What is clear from the plethora of sorry tales the purchasing committee has about this sort of behaviour is that including it as part of a procurement strategy is essential, not just in saving money, but in reputation and employee morale. Whether the wider economic situation has acerbated the problem remains to be proven, but while career fraudsters will always exist, it seems the economic situation could be causing people to do things they wouldn’t normally.
Fraud risks throughout the procurement process
Each stage and area of the procurement process holds different risks of fraud, according to Hitesh Patel, KPMG forensic partner:
- Determining requirements: parties may be in a position to falsify specifications.
- Selection and ordering: the bid process could be rigged and kickbacks offered or accepted to facilitate inflated contract values.
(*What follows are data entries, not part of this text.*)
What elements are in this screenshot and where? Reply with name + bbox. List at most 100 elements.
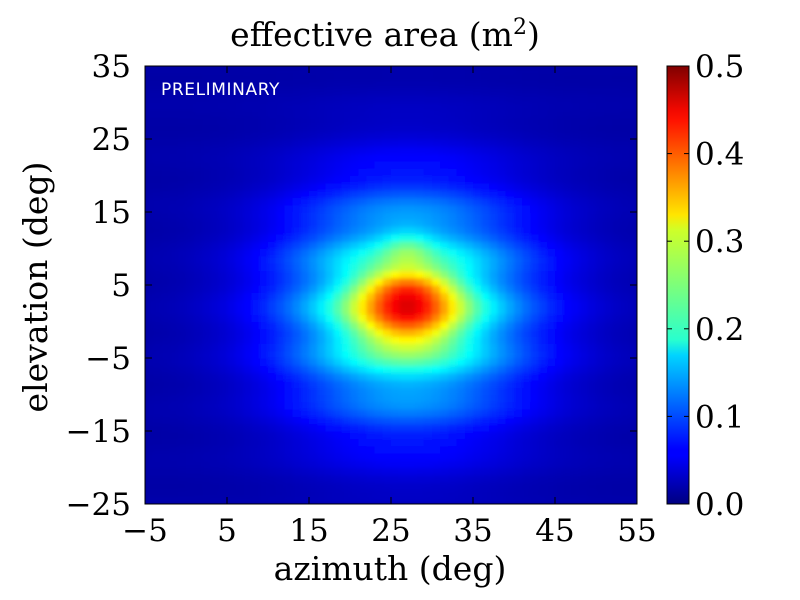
heatmap-cell	[153, 168, 162, 177]
heatmap-cell	[399, 489, 408, 498]
heatmap-cell	[522, 212, 531, 220]
heatmap-cell	[514, 109, 523, 118]
heatmap-cell	[514, 416, 523, 425]
heatmap-cell	[153, 146, 162, 155]
heatmap-cell	[505, 109, 515, 118]
heatmap-cell	[612, 416, 622, 425]
heatmap-cell	[587, 336, 597, 344]
heatmap-cell	[382, 431, 392, 439]
heatmap-cell	[276, 139, 285, 147]
heatmap-cell	[407, 255, 417, 264]
heatmap-cell	[522, 197, 531, 206]
heatmap-cell	[186, 387, 195, 396]
heatmap-cell	[177, 277, 187, 286]
heatmap-cell	[456, 460, 466, 469]
heatmap-cell	[546, 358, 556, 366]
heatmap-cell	[571, 431, 581, 439]
heatmap-cell	[448, 117, 458, 125]
heatmap-cell	[563, 292, 572, 301]
heatmap-cell	[333, 460, 343, 469]
heatmap-cell	[432, 496, 441, 504]
heatmap-cell	[423, 431, 433, 439]
x-tick-label: −5	[122, 513, 168, 549]
heatmap-cell	[341, 299, 351, 308]
heatmap-cell	[358, 182, 367, 191]
heatmap-cell	[202, 314, 212, 323]
heatmap-cell	[145, 270, 154, 279]
heatmap-cell	[251, 285, 261, 293]
heatmap-cell	[612, 95, 622, 104]
heatmap-cell	[563, 467, 572, 476]
heatmap-cell	[604, 233, 613, 242]
heatmap-cell	[259, 387, 269, 396]
heatmap-cell	[587, 401, 597, 410]
heatmap-cell	[366, 292, 376, 301]
heatmap-cell	[571, 109, 581, 118]
heatmap-cell	[481, 372, 490, 381]
heatmap-cell	[227, 146, 236, 155]
heatmap-cell	[481, 467, 490, 476]
heatmap-cell	[366, 226, 376, 235]
heatmap-cell	[341, 365, 351, 374]
heatmap-cell	[448, 482, 458, 490]
heatmap-cell	[489, 306, 499, 315]
heatmap-cell	[169, 182, 179, 191]
heatmap-cell	[300, 168, 310, 177]
heatmap-cell	[604, 409, 613, 417]
heatmap-cell	[382, 387, 392, 396]
heatmap-cell	[530, 131, 540, 140]
heatmap-cell	[481, 416, 490, 425]
heatmap-cell	[514, 431, 523, 439]
heatmap-cell	[415, 423, 425, 432]
heatmap-cell	[423, 212, 433, 220]
heatmap-cell	[448, 423, 458, 432]
heatmap-cell	[227, 168, 236, 177]
heatmap-cell	[407, 343, 417, 352]
heatmap-cell	[423, 255, 433, 264]
heatmap-cell	[489, 277, 499, 286]
heatmap-cell	[571, 160, 581, 169]
heatmap-cell	[612, 226, 622, 235]
heatmap-cell	[473, 496, 482, 504]
heatmap-cell	[399, 109, 408, 118]
heatmap-cell	[276, 409, 285, 417]
heatmap-cell	[251, 117, 261, 125]
heatmap-cell	[177, 336, 187, 344]
heatmap-cell	[145, 445, 154, 454]
heatmap-cell	[579, 343, 589, 352]
heatmap-cell	[276, 365, 285, 374]
heatmap-cell	[186, 445, 195, 454]
heatmap-cell	[514, 328, 523, 337]
heatmap-cell	[620, 387, 630, 396]
heatmap-cell	[489, 358, 499, 366]
heatmap-cell	[423, 292, 433, 301]
heatmap-cell	[579, 109, 589, 118]
heatmap-cell	[522, 379, 531, 388]
heatmap-cell	[341, 431, 351, 439]
heatmap-cell	[423, 139, 433, 147]
heatmap-cell	[571, 394, 581, 403]
heatmap-cell	[481, 336, 490, 344]
heatmap-cell	[612, 263, 622, 271]
heatmap-cell	[407, 328, 417, 337]
heatmap-cell	[325, 285, 335, 293]
heatmap-cell	[530, 226, 540, 235]
heatmap-cell	[399, 452, 408, 461]
heatmap-cell	[489, 255, 499, 264]
heatmap-cell	[268, 124, 277, 133]
heatmap-cell	[391, 285, 400, 293]
heatmap-cell	[399, 255, 408, 264]
heatmap-cell	[161, 387, 171, 396]
heatmap-cell	[530, 365, 540, 374]
heatmap-cell	[620, 255, 630, 264]
heatmap-cell	[587, 365, 597, 374]
heatmap-cell	[194, 474, 203, 483]
heatmap-cell	[505, 204, 515, 213]
heatmap-cell	[538, 299, 548, 308]
heatmap-cell	[473, 124, 482, 133]
heatmap-cell	[456, 445, 466, 454]
x-tick-label: 25	[371, 513, 410, 549]
heatmap-cell	[341, 321, 351, 330]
Employees could fix bids by releasing confidential information to suppliers and colluding with counterparties. Connected companies or bogus agents may be invited to bid or join the supplier base.
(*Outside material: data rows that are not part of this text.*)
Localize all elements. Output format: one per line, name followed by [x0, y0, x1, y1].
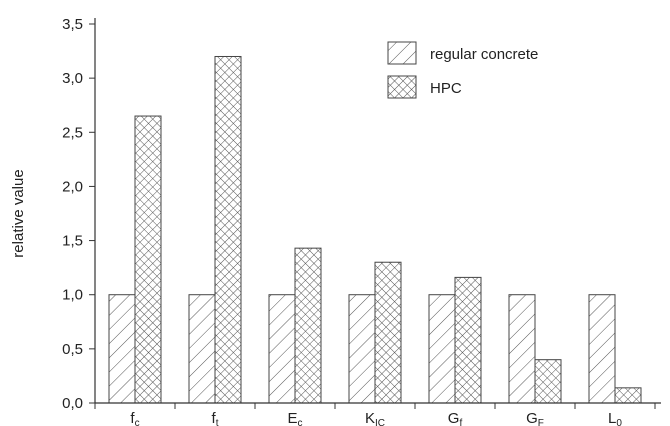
legend-swatch-regular [387, 41, 417, 65]
bar-regular-0 [108, 294, 136, 404]
bar-regular-6 [588, 294, 616, 404]
x-tick-label: fc [130, 410, 139, 426]
bar-regular-3 [348, 294, 376, 404]
bar-regular-1 [188, 294, 216, 404]
bar-hpc-1 [214, 55, 242, 404]
y-tick-label: 2,0 [62, 178, 83, 195]
y-tick-label: 2,5 [62, 124, 83, 141]
bar-regular-2 [268, 294, 296, 404]
x-tick-label: L0 [608, 410, 622, 426]
bar-hpc-6 [614, 387, 642, 404]
bar-hpc-3 [374, 261, 402, 404]
legend-swatch-hpc [387, 75, 417, 99]
y-tick-label: 1,5 [62, 233, 83, 250]
y-tick-label: 3,5 [62, 16, 83, 33]
x-tick-label: KIC [365, 410, 385, 426]
bar-hpc-5 [534, 359, 562, 404]
legend-label-regular: regular concrete [430, 46, 538, 63]
bar-regular-4 [428, 294, 456, 404]
y-tick-label: 0,5 [62, 341, 83, 358]
legend-label-hpc: HPC [430, 80, 462, 97]
x-tick-label: ft [212, 410, 219, 426]
axes-group: 0,0 0,5 1,0 1,5 2,0 2,5 3,0 3,5 fc ft Ec KIC Gf GF L0 r… [10, 16, 661, 426]
x-tick-label: GF [526, 410, 544, 426]
y-axis-label: relative value [10, 169, 27, 257]
bar-hpc-0 [134, 115, 162, 404]
bars-group [108, 55, 642, 404]
bar-hpc-4 [454, 276, 482, 404]
bar-regular-5 [508, 294, 536, 404]
y-tick-label: 3,0 [62, 70, 83, 87]
x-tick-label: Ec [287, 410, 302, 426]
bar-hpc-2 [294, 247, 322, 404]
x-tick-label: Gf [448, 410, 463, 426]
legend: regular concrete HPC [387, 41, 538, 99]
y-tick-label: 0,0 [62, 395, 83, 412]
y-tick-label: 1,0 [62, 287, 83, 304]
- Receipt of goods or services: make sure the correct quantity and quality of goods or services has been supplied.
- Receipt and recording of the supplier’s invoice: frauds can occur with the creation of dummy suppliers, misuse of credit notes, rebates and volume discounts. It is crucial to establish whether or not an invoice is genuine and then ensure prices and quantities are correct.
- Payment: payments must only be made in respect of authorised invoices. Proper security must be maintained over chequebooks and use of money transfer systems.
Checklist Avoiding procurement fraud
Ensure you have effective due diligence: it might be basic, such as verifying what’s been provided, or having a third part verify it.
Procurement professionals need to audit and test the relationship with the supplier, the amount involved, where they expected the goods or services to be at the outset and whether inventories are matching that.
As the risk level gets higher and the ability to control that vendor or third party gets more difficult and distant, then you might want to engage in a background investigation or allowing a third party to conduct reference interviews, or some aggressive combination of all of it.
Undertake risk assessments: apply a forensic lens and tools and techniques to the procurement spend to identify weaknesses in the system as well as ongoing fraud. Often risks associated with time, cost and quality are considered only from an operational perspective with fraud risks not being considered at the same time.
Utilise technological resources: The ease of technology is making fraud easier. People can run an entire fraudulent website business off their mobile phone now. But technology can also aid a business in detecting fraud, for example in making electronic trails difficult to erase, or managing supplier data and ensuring it’s up to date.
Establish a counter fraud culture: senior management at the company needs to make clear that all forms of fraud are unacceptable, and will be dealt with appropriately. Employees should be incentivised to prevent, detect and report fraud.
Create an effective whistleblowing system: internal staff and external suppliers need an anonymous hotline or email address to take their concerns to. This could be sourced by a third party.
Training in anti-corruption and anti-fraud for procurement staff: if the mandate for such training comes from senior staff down. It will go to everyone along the chain from the CFO, to the CPO, to procurement.
Look at root causes: if procurement fraud has occurred, after an external investigation, CPOs must look to establish why it occurred and ensure internal controls, policies and procedures are revised and guidelines provided on what unethical behaviour is.